Symmetric properties and two variants of shuffle-cubes

TL;DR

This paper investigates the symmetry of shuffle cubes, finds they are not vertex-transitive for n>2, and introduces two vertex-transitive variants with routing algorithms and Hamiltonian cycle properties.

Contribution

It introduces two new vertex-transitive variants of shuffle cubes, providing routing algorithms and Hamiltonian cycle embeddings, addressing symmetry limitations.

Findings

Shuffle cube $SQ_{n}$ is not vertex-transitive for all $n>2$.

The paper proposes simplified and balanced shuffle cubes $SSQ_{n}$ and $BSQ_{n}$.
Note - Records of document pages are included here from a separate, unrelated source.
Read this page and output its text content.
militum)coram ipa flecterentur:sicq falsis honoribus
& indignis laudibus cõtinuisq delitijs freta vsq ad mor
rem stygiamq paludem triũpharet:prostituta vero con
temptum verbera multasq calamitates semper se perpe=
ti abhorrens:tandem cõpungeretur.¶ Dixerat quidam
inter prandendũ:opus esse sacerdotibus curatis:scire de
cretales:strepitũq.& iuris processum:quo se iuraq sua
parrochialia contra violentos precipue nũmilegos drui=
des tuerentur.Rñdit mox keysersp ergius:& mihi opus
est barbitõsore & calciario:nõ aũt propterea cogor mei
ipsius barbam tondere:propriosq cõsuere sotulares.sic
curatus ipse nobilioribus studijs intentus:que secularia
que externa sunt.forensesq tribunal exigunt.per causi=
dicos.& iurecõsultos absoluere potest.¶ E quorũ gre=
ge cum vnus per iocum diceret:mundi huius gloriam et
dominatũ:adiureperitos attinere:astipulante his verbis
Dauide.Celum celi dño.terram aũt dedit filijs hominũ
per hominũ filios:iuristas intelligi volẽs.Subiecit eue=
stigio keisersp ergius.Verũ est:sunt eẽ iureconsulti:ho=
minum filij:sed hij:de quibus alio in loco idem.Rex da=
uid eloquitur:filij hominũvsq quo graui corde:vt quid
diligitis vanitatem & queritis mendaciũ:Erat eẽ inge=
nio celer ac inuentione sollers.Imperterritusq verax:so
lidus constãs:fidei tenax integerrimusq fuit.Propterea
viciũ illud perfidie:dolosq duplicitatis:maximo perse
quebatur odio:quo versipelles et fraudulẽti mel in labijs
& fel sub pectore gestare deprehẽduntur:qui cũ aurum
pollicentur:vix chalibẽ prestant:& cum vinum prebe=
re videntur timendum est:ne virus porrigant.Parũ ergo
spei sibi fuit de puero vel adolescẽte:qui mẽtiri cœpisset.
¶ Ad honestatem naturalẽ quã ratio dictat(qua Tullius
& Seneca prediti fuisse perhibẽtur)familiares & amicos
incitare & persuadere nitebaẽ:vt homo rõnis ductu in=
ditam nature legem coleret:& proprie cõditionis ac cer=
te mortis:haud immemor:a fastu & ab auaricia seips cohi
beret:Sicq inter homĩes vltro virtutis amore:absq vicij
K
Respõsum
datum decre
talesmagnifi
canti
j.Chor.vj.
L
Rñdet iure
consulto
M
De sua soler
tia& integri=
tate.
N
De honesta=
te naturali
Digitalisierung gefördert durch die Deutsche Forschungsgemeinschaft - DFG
Both variants have Hamiltonian cycle embeddings for all $n>2$.

Abstract

Li et al. in [Inf. Process. Lett. 77 (2001) 35--41] proposed the shuffle cube $SQ_{n}$ as an attractive interconnection network topology for massive parallel and distributed systems. By far, symmetric properties of the shuffle cube remains unknown. In this paper, we show that $SQ_{n}$ is not vertex-transitive for all $n>2$, which is not an appealing property in interconnection networks. To overcome this limitation, two novel vertex-transitive variants of the shuffle-cube, namely simplified shuffle-cube $SSQ_{n}$ and balanced shuffle cube $BSQ_{n}$ are introduced. Then, routing algorithms of $SSQ_{n}$ and $BSQ_{n}$ for all $n>2$ are given respectively. Furthermore, we show that both $SSQ_{n}$ and $BSQ_{n}$ possess Hamiltonian cycle embedding for all $n>2$. Finally, as a by-product, we mend a flaw in the Property 3 in [IEEE Trans. Comput. 46 (1997) 484--490].